A 25 cent gasoline tax, reportedly endorsed by President Donald Trump, would help wipe out 60 percent of the benefit from the tax breaks he recently signed into law for individuals, according to Strategas Research.
Daniel Clifton, Strategas’ head of policy research, said the increase in gasoline prices would also be nine times larger than the estimated $4 billion workers are receiving from employers due to the corporate tax cut.
The gasoline tax, now 18.4 cents per gallon, has not been raised since 1993 when Bill Clinton was in the White House. Gary Cohn, White House economic advisor, has been discussing a gasoline tax raise.
Government data already show an increase in gasoline prices of 20 cents per gallon this year, costing consumers about $34 billion, he noted.
“The proposed gasoline tax increase adds another $0.25 per gallon.

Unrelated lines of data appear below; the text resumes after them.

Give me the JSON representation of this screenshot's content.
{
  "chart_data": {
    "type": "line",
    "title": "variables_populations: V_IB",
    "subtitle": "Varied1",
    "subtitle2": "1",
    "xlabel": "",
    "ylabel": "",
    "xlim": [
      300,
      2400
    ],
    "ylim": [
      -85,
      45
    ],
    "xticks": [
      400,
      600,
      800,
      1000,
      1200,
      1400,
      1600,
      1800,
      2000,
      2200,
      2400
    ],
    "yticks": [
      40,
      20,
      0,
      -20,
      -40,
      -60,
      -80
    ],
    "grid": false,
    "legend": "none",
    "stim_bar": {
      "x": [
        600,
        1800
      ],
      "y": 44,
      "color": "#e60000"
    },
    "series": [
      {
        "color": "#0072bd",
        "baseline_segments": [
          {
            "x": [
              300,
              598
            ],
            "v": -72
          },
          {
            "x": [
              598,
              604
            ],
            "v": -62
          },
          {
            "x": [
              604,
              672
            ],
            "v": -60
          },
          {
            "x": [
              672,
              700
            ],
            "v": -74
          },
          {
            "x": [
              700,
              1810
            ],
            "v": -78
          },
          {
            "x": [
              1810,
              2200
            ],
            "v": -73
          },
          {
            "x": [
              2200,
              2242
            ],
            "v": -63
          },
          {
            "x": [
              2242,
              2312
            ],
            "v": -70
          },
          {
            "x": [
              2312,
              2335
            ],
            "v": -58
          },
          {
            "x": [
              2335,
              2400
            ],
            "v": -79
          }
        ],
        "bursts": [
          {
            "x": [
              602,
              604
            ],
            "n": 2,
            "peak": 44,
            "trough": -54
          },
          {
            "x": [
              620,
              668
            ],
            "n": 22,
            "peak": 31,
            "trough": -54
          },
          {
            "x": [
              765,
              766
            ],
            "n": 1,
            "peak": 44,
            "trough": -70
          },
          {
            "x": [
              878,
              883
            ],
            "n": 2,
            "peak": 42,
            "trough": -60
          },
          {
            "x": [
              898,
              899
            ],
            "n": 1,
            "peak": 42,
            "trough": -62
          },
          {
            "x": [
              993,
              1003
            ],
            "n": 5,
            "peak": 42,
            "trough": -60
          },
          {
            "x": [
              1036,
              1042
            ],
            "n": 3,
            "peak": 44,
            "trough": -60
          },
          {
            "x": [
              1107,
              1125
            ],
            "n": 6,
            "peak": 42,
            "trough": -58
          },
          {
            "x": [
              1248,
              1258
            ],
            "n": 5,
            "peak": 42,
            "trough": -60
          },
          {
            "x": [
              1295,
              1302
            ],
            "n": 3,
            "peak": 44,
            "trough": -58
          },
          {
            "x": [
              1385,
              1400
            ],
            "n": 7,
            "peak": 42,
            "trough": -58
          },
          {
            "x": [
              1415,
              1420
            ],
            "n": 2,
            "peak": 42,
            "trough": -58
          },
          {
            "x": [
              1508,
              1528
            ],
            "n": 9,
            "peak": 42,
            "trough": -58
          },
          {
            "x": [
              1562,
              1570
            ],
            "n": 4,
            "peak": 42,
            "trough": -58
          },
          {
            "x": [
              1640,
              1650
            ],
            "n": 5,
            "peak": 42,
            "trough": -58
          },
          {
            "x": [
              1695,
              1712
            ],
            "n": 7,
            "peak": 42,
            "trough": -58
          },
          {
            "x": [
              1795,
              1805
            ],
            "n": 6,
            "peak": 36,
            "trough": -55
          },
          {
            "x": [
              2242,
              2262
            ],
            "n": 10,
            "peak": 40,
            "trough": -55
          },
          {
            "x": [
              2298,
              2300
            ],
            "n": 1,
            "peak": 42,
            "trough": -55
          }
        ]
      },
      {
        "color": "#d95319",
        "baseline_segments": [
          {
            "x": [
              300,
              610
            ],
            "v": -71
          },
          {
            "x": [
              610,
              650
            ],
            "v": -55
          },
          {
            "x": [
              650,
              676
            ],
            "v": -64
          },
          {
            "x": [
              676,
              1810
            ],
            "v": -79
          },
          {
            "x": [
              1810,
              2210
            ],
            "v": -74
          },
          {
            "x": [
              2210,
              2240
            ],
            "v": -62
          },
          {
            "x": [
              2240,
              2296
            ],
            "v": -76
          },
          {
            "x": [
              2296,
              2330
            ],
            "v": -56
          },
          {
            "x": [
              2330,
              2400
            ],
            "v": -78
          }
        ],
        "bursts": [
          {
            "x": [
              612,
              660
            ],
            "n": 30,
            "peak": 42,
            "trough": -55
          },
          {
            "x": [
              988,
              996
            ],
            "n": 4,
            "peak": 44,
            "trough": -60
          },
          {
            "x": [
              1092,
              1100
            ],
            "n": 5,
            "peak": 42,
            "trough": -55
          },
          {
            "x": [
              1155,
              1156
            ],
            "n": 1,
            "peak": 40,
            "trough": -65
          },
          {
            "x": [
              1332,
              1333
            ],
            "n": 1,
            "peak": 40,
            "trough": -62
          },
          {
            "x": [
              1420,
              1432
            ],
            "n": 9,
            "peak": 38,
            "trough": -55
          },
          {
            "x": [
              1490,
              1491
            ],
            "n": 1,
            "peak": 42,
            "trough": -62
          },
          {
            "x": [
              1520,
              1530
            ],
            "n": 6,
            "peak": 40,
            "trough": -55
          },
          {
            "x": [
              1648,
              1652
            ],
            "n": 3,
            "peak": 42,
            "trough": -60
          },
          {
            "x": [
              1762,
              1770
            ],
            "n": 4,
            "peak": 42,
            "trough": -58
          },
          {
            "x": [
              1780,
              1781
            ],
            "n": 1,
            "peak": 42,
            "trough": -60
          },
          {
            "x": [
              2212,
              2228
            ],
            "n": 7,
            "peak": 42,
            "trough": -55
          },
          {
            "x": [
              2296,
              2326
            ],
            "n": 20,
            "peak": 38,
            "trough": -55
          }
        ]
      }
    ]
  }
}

The combined $0.45 per [gallon] increase in gasoline prices eats away $71.6 billion from the $120 billion in individual tax cuts, or 60 percent of the net tax savings for consumers,” Clifton wrote in a note.
Trump reportedly endorsed hiking the federal gas and diesel tax by 25 cents. Democratic Sen. Tom Carper of Delaware said Trump said he’d be willing to provide leadership on the increase to pay for improvements to roads, highways and bridges.
The average national price of gasoline Thursday was $2.55 per gallon, down from $2.60 a week ago, but well above last year’s $2.28 per gallon, according to AAA. Diesel fuel was selling for an average $2.98 per gallon, up from $2.51 per gallon a year ago.
For an average family, the proposed 25 cent jump in the gasoline tax could become noticeable quickly. For instance, a 12-gallon fill-up would cost $3 more with the new tax.
Strategas charted the negative correlation of a president’s approval rating and rising gasoline prices, not a positive for the Republican Party ahead of midterm elections. Post tax bill, Democrats’ lead in the generic ballot has been falling.
Clifton notes that by Friday, 90 percent of workers will see higher take-home pay in their weekly paychecks, giving Americans a raise all at the same time.
U.S. energy production could be a cushion against inflation, as higher prices encourage more production. “The recent move in yields has correlated well with the price of oil but as soon as oil prices hit $65 per barrel, the spigots for US oil production were turned back on. An increase in gasoline taxes would offset this,” Clifton wrote.